Let’s take a look at these 3 issues.
1. We must be in every social media channel.
One thing is to set up a YouTube account.
One completely different is to capture the video, produce it, make sure that it meets YouTube standards, upload it, do some quality assurance, tag the video correctly, moderate the comments from other YouTube users, and of course, keep track of the performance of the video.
Be aware that while setting up a social media account may take you about 5 minutes, keeping it current and engaged takes daily work. Big companies are aware of this. For example, Time Magazine is currently focusing on Twitter and Facebook.
With over 370,000 likes on Facebook and close to 3 million followers on Twitter (@time), they understand that these channels are the most suitable for them and they are better off concentrating on them.
Takeaway: You don’t need to be in every social media channel. Choose the medium most appropriate for your message.
2. We must keep our social media presences completely separate from our major online presence.
While this may sound silly, most companies do this. How?
Simple: just by not including a social media bar on their site that lists the official social media presences.
On another note, if you do have a social media bar in your website, make sure that it is visible.

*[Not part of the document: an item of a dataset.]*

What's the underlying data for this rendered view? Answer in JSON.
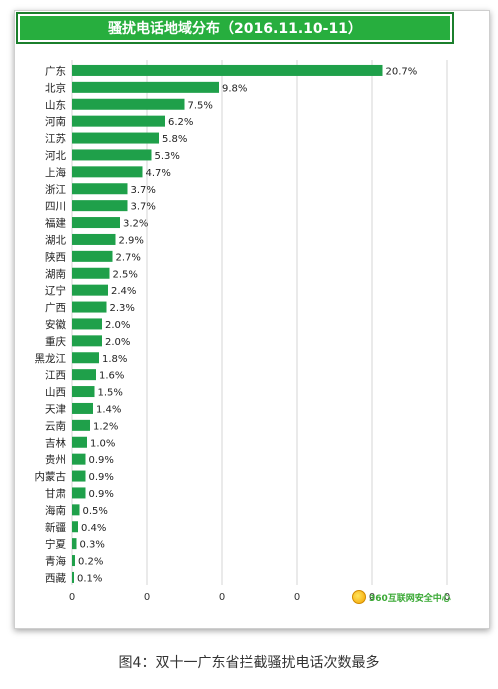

Don’t bury it beyond the fold of your site.
On the other hand, a common problem from small businesses that are very comfortable with social media is that they may believe that they do not need a website at all. This is a common error. How are non-users of Twitter find your tweets if they don’t have an account in the first place? It’s essential to have a hub for your social media presences, an online repository that provides information about your organization and where can people interact with you. If you don’t have coding skills, you can opt for a paid online website builder, an online reputation service such as Klout or PeerIndex, or a personal profile page service such as About.me.
Takeaway: Create a online hub that clearly indicates your social media presences so people can find you.

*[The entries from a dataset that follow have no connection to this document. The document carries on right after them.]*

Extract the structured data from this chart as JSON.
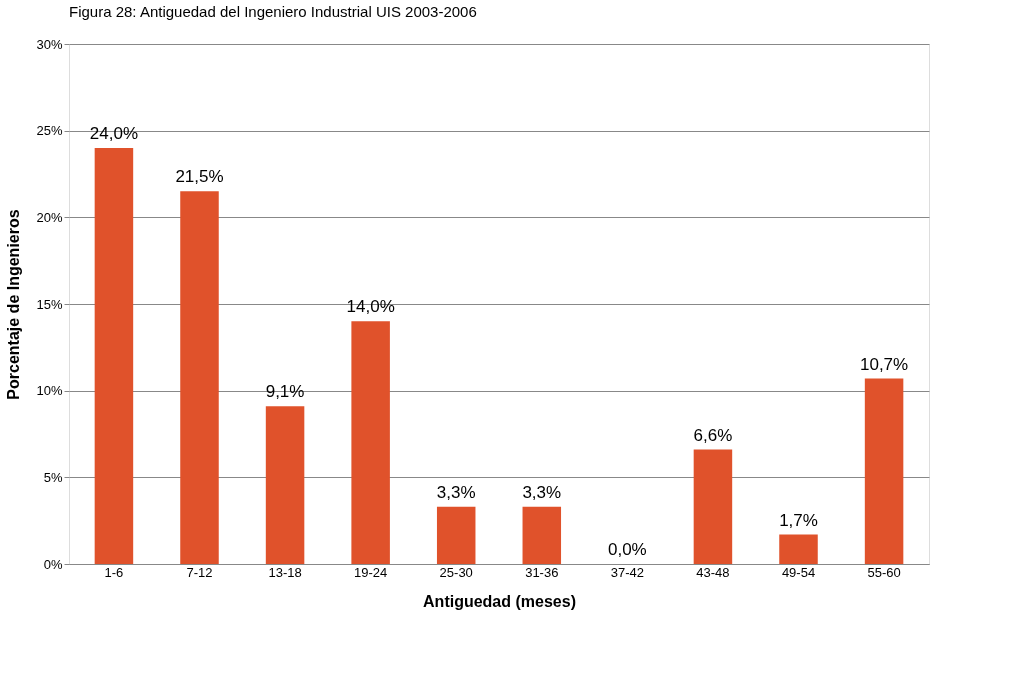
{
  "chart_data": {
    "type": "bar",
    "title": "Figura 28: Antiguedad del Ingeniero Industrial UIS 2003-2006",
    "xlabel": "Antiguedad (meses)",
    "ylabel": "Porcentaje de Ingenieros",
    "categories": [
      "1-6",
      "7-12",
      "13-18",
      "19-24",
      "25-30",
      "31-36",
      "37-42",
      "43-48",
      "49-54",
      "55-60"
    ],
    "values": [
      24.0,
      21.5,
      9.1,
      14.0,
      3.3,
      3.3,
      0.0,
      6.6,
      1.7,
      10.7
    ],
    "value_labels": [
      "24,0%",
      "21,5%",
      "9,1%",
      "14,0%",
      "3,3%",
      "3,3%",
      "0,0%",
      "6,6%",
      "1,7%",
      "10,7%"
    ],
    "color": "#e0522b",
    "ylim": [
      0,
      30
    ],
    "yticks": [
      {
        "value": 0,
        "label": "0%"
      },
      {
        "value": 5,
        "label": "5%"
      },
      {
        "value": 10,
        "label": "10%"
      },
      {
        "value": 15,
        "label": "15%"
      },
      {
        "value": 20,
        "label": "20%"
      },
      {
        "value": 25,
        "label": "25%"
      },
      {
        "value": 30,
        "label": "30%"
      }
    ],
    "grid": "y"
  }
}
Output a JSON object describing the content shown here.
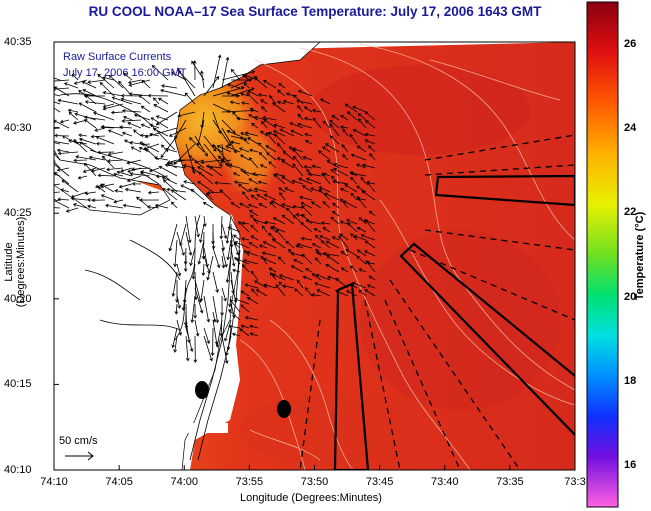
{
  "title": "RU COOL  NOAA–17  Sea Surface Temperature:  July 17, 2006 1643 GMT",
  "overlay": {
    "line1": "Raw Surface Currents",
    "line2": "July 17, 2006 16:00 GMT"
  },
  "axes": {
    "xlabel": "Longitude (Degrees:Minutes)",
    "ylabel": "Latitude (Degrees:Minutes)",
    "xticks": [
      "74:10",
      "74:05",
      "74:00",
      "73:55",
      "73:50",
      "73:45",
      "73:40",
      "73:35",
      "73:3"
    ],
    "yticks": [
      "40:35",
      "40:30",
      "40:25",
      "40:20",
      "40:15",
      "40:10"
    ]
  },
  "colorbar": {
    "label": "Temperature (°C)",
    "ticks": [
      "26",
      "24",
      "22",
      "20",
      "18",
      "16"
    ],
    "range": [
      15,
      27
    ]
  },
  "scale_label": "50 cm/s",
  "colors": {
    "title": "#1a1a9a",
    "sst_warm": "#d42a10",
    "sst_cool": "#f5a020",
    "land": "#ffffff",
    "vector": "#000000"
  }
}
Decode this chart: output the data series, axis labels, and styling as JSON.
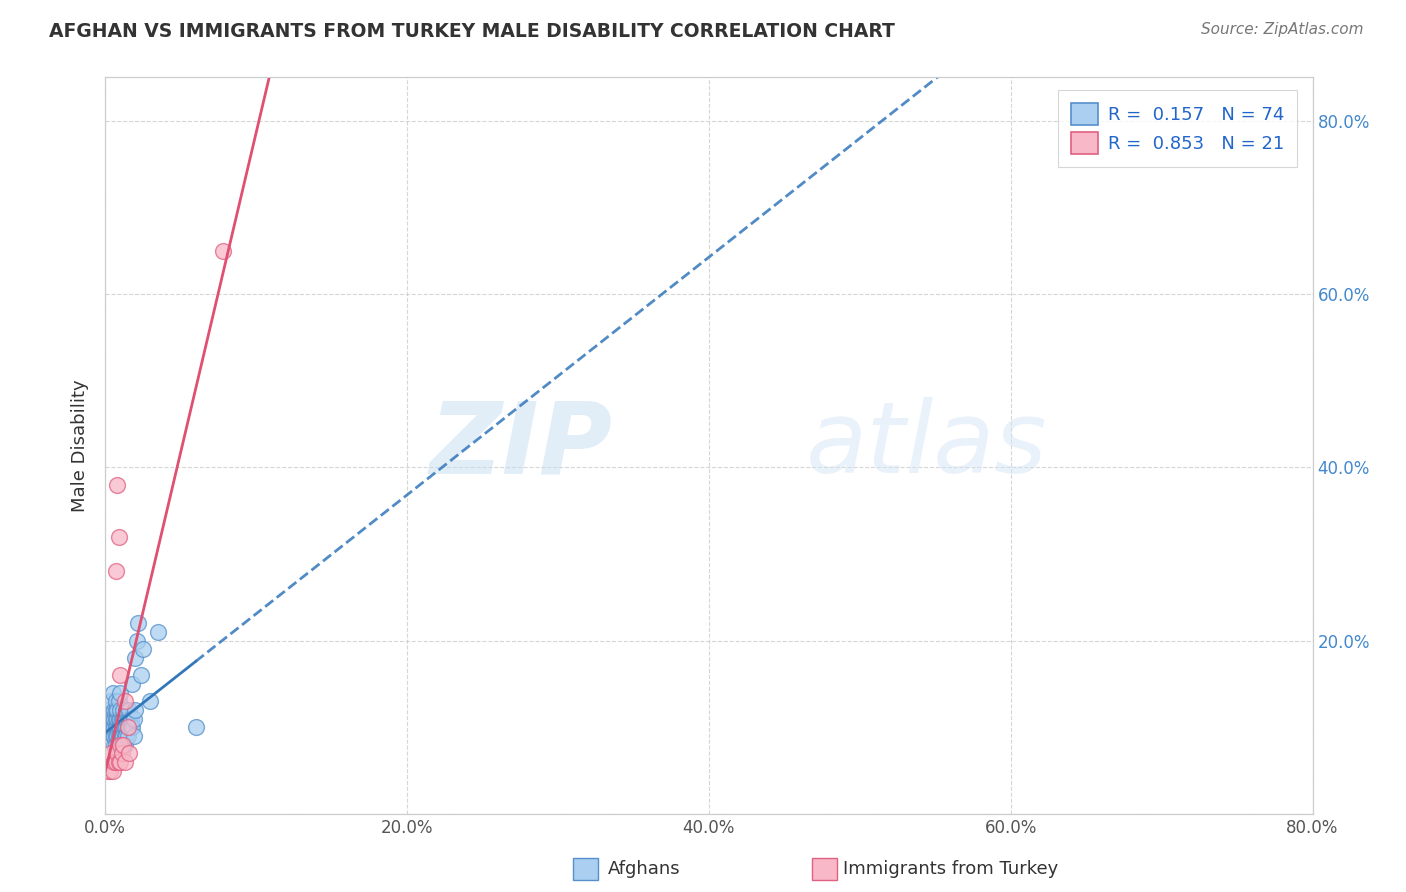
{
  "title": "AFGHAN VS IMMIGRANTS FROM TURKEY MALE DISABILITY CORRELATION CHART",
  "source": "Source: ZipAtlas.com",
  "ylabel": "Male Disability",
  "watermark_zip": "ZIP",
  "watermark_atlas": "atlas",
  "xlim": [
    0.0,
    0.8
  ],
  "ylim": [
    0.0,
    0.85
  ],
  "xticks": [
    0.0,
    0.2,
    0.4,
    0.6,
    0.8
  ],
  "yticks": [
    0.0,
    0.2,
    0.4,
    0.6,
    0.8
  ],
  "xtick_labels": [
    "0.0%",
    "20.0%",
    "40.0%",
    "60.0%",
    "80.0%"
  ],
  "ytick_labels": [
    "",
    "20.0%",
    "40.0%",
    "60.0%",
    "80.0%"
  ],
  "grid_color": "#cccccc",
  "afghans_fill": "#aacff0",
  "afghans_edge": "#5590cc",
  "turkey_fill": "#f8b8c8",
  "turkey_edge": "#e06080",
  "afghans_reg_color": "#3377bb",
  "turkey_reg_color": "#e05070",
  "legend_r1_label": "R =  0.157   N = 74",
  "legend_r2_label": "R =  0.853   N = 21",
  "r_afghans": 0.157,
  "n_afghans": 74,
  "r_turkey": 0.853,
  "n_turkey": 21,
  "afghans_x": [
    0.002,
    0.003,
    0.004,
    0.004,
    0.005,
    0.005,
    0.005,
    0.005,
    0.006,
    0.006,
    0.006,
    0.006,
    0.006,
    0.007,
    0.007,
    0.007,
    0.007,
    0.007,
    0.007,
    0.008,
    0.008,
    0.008,
    0.008,
    0.008,
    0.009,
    0.009,
    0.009,
    0.009,
    0.009,
    0.01,
    0.01,
    0.01,
    0.01,
    0.01,
    0.01,
    0.01,
    0.011,
    0.011,
    0.011,
    0.011,
    0.012,
    0.012,
    0.012,
    0.012,
    0.012,
    0.013,
    0.013,
    0.013,
    0.013,
    0.014,
    0.014,
    0.014,
    0.014,
    0.015,
    0.015,
    0.015,
    0.016,
    0.016,
    0.016,
    0.017,
    0.017,
    0.018,
    0.018,
    0.019,
    0.019,
    0.02,
    0.02,
    0.021,
    0.022,
    0.024,
    0.025,
    0.03,
    0.035,
    0.06
  ],
  "afghans_y": [
    0.12,
    0.1,
    0.11,
    0.13,
    0.09,
    0.1,
    0.11,
    0.14,
    0.1,
    0.11,
    0.12,
    0.08,
    0.09,
    0.1,
    0.11,
    0.12,
    0.09,
    0.13,
    0.08,
    0.1,
    0.11,
    0.09,
    0.12,
    0.07,
    0.1,
    0.11,
    0.09,
    0.08,
    0.13,
    0.1,
    0.11,
    0.12,
    0.09,
    0.08,
    0.07,
    0.14,
    0.1,
    0.11,
    0.09,
    0.08,
    0.1,
    0.11,
    0.12,
    0.09,
    0.08,
    0.1,
    0.11,
    0.09,
    0.08,
    0.1,
    0.11,
    0.12,
    0.09,
    0.1,
    0.11,
    0.09,
    0.1,
    0.11,
    0.12,
    0.1,
    0.11,
    0.1,
    0.15,
    0.11,
    0.09,
    0.18,
    0.12,
    0.2,
    0.22,
    0.16,
    0.19,
    0.13,
    0.21,
    0.1
  ],
  "turkey_x": [
    0.002,
    0.003,
    0.004,
    0.005,
    0.006,
    0.007,
    0.007,
    0.008,
    0.008,
    0.009,
    0.009,
    0.01,
    0.01,
    0.01,
    0.011,
    0.012,
    0.013,
    0.013,
    0.015,
    0.016,
    0.078
  ],
  "turkey_y": [
    0.05,
    0.05,
    0.07,
    0.05,
    0.06,
    0.28,
    0.06,
    0.38,
    0.07,
    0.32,
    0.06,
    0.08,
    0.16,
    0.06,
    0.07,
    0.08,
    0.13,
    0.06,
    0.1,
    0.07,
    0.65
  ],
  "background_color": "#ffffff",
  "plot_bg_color": "#ffffff",
  "right_ytick_color": "#4488cc",
  "title_color": "#333333",
  "source_color": "#777777"
}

3. We need to have absolute control on what happens within the social media channel.
No, you don’t. In real conversations, you cannot prevent somebody from saying something that you don’t want to hear (e.g. “your company sucks”). The real problem is not being able to address a question on time, which goes back to the first issue we analyzed in this post. For example, if you commit to creating a Facebook Page, people that “like” it, will expect that you provide an answer to their questions within a reasonable amount of time. You cannot expect every post on your Facebook Page to be a rave review about your company (and if you are only getting bad reviews, that should help you to identify problems that need to be taken care of!), and actually getting some negative comments every now and then does provide some validation that your social media channel is not a manicured PR service but rather an opportunity for your audience to have a conversation with you.
Takeaway: Expect some negative feedback, it is not the end of the world. Have a conversation with your audience and address their concerns.